Boris Anisfeld 1879-1973

While still in Russia, Anisfeld worked with the director Vsevolod Meyerhold, the impresario Sergej Diaghilev and the choreographers Michel Fokine and Mikhail Mordkin.

By 1910 he had established an international reputation for his theatre work. His career as a painter took him to Paris at the young age of twenty-seven. He was made a sociétaire of the Salon d’Automne, and he exhibited along with Larianov, Gontcharova, Serov, Vrubel and others. From then on, he could support a prosperous life style with the sale of his paintings. He was a member of Mir Iskusstva (World of Art) in St. Petersburg, and exhibited with them regularly from 1910 to 1917.
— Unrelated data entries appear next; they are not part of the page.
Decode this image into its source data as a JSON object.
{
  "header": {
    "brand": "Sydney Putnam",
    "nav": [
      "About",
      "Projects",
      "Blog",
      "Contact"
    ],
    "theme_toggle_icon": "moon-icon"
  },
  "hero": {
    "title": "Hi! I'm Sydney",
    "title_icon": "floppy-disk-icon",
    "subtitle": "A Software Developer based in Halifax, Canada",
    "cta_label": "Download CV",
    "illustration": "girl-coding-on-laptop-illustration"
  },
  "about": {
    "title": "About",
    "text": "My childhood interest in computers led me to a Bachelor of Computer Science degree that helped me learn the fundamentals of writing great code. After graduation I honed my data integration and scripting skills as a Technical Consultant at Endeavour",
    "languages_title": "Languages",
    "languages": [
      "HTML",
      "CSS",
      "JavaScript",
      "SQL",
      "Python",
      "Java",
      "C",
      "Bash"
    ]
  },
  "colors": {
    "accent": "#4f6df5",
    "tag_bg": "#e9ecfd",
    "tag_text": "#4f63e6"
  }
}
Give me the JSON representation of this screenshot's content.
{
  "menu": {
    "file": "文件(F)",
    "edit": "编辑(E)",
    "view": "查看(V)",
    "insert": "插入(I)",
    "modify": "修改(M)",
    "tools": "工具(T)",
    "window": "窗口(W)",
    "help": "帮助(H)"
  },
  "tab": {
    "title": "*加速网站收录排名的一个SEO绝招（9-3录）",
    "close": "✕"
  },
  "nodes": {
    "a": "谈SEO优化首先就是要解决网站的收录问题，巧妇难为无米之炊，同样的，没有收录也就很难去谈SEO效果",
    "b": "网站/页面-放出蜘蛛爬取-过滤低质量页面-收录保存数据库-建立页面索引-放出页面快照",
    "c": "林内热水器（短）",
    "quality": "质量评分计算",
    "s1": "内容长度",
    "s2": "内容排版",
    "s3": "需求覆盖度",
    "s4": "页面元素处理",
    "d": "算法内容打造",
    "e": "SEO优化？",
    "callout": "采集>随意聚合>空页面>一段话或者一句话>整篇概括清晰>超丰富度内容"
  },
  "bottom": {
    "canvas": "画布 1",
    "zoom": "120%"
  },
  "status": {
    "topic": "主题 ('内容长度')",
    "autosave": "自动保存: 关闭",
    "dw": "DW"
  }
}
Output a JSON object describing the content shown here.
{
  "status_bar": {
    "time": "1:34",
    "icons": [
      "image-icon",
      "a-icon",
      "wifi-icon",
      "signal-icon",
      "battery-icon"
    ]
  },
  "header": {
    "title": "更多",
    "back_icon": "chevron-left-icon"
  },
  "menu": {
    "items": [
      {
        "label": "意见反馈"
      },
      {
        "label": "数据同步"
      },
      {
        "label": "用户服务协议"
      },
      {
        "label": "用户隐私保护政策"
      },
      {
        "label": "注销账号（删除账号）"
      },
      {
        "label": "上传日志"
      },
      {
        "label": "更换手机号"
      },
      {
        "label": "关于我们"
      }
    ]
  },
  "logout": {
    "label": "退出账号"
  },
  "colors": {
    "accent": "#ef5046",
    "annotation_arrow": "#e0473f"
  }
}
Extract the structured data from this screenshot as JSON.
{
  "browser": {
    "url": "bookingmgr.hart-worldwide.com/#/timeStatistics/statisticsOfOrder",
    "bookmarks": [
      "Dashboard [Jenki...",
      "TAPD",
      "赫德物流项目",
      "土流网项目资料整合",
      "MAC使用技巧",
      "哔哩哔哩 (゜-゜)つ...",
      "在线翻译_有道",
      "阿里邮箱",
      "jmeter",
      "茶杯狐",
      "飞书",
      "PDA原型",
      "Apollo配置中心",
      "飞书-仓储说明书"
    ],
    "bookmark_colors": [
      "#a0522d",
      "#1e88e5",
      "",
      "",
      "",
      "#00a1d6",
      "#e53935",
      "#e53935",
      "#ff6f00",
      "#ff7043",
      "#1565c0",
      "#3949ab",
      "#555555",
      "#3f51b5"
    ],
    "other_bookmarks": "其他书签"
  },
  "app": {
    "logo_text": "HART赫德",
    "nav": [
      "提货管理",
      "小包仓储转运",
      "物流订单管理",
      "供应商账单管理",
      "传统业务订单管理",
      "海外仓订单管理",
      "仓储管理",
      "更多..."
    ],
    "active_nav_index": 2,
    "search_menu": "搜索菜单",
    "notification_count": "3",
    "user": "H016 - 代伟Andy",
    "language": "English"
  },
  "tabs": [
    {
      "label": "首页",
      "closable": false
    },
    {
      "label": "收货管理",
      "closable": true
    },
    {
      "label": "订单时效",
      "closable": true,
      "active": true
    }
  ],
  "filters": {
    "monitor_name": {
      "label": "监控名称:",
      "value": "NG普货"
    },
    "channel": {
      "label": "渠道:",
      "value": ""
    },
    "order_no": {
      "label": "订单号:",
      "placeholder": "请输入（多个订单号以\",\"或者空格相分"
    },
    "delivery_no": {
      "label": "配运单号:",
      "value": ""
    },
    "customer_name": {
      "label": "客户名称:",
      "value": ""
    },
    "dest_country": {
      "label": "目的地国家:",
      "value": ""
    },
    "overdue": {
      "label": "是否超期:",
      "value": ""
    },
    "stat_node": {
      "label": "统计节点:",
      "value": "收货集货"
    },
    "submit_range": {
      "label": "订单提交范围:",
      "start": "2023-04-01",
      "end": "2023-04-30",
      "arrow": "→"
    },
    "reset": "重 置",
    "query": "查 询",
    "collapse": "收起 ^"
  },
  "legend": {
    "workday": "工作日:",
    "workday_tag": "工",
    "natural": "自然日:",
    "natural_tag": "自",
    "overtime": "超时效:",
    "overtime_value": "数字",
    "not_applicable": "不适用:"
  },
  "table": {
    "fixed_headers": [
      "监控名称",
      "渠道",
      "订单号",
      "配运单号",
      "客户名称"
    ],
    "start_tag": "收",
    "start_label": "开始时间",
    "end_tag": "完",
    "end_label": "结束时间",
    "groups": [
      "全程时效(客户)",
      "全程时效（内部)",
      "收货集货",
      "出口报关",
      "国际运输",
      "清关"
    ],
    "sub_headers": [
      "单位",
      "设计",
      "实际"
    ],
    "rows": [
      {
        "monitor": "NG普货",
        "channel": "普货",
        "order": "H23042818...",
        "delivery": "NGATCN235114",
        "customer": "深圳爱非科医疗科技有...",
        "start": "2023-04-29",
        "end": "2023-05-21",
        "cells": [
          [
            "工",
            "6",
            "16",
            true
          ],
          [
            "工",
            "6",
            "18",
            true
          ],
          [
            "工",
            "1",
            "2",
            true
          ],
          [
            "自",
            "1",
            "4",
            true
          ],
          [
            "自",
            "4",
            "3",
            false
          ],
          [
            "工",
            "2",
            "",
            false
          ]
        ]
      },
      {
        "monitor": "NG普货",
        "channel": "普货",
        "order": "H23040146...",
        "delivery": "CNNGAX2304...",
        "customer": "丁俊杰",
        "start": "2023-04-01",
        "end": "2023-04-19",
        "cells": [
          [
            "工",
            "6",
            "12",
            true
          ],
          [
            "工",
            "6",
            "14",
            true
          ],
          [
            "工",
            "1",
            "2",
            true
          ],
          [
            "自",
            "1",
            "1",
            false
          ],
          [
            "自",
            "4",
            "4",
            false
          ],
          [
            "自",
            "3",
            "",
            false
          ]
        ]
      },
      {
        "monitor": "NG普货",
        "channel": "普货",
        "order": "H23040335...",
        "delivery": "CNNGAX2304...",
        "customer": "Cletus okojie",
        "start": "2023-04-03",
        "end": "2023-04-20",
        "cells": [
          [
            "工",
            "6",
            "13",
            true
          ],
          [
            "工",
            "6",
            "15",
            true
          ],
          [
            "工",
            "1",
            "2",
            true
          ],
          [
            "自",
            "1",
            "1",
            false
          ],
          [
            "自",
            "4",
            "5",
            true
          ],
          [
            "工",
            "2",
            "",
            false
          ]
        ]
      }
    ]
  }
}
He left Russia in late 1917 and came to the United States.

He took up a teaching position at the Art Institute of Chicago. He remained there until he retired in 1958.


Rachel, 1916
Gouache and some graphite on laid paper. No discernible watermark.
12 3/4” x 19"(32.4 x 48.2 cm).
Signed and dated at lower right: Boris Anisfeld 1916
Private collection

Rachel, in the book of Genesis in the Old Testament, was a shepherdess who met Jacob at the well where she had gone to water her sheep. She became his wife, and the mother of Joseph and Benjamin.


Lot`s Escape from Sodom, 1916
Gouache and pastel on laid paper. No discernible watermark.
12 1/2” x 19” (31.7 x 48.2 cm).
Signed and dated at lower right: Boris Anisfeld 1916.
Private collection

The viewer’s attention is drawn to the plight of Lot’s wife, who is caught in the moment of turning into a pillar of salt.


Study for “SPANISH MADONNA”
Gouache, red crayon and some graphite on Monogram artist’s board.
20” x 14 7/8”(50.7 x 37.8 cm).
Private collection


Study for “PIETÀ” (1957-58)
Gouache on Beverly artists’ board.
14 1/2” x 10 5/8” (37 x 27.1 cm).
Signed at lower left: Boris Anisfeld.

Anisfeld exhibited in Chicago in 1958 two paintings depicting the death of Christ, Pietà and Descent of Christ. The groups of lamenting and veiled figures in the present gouache echo those in both paintings.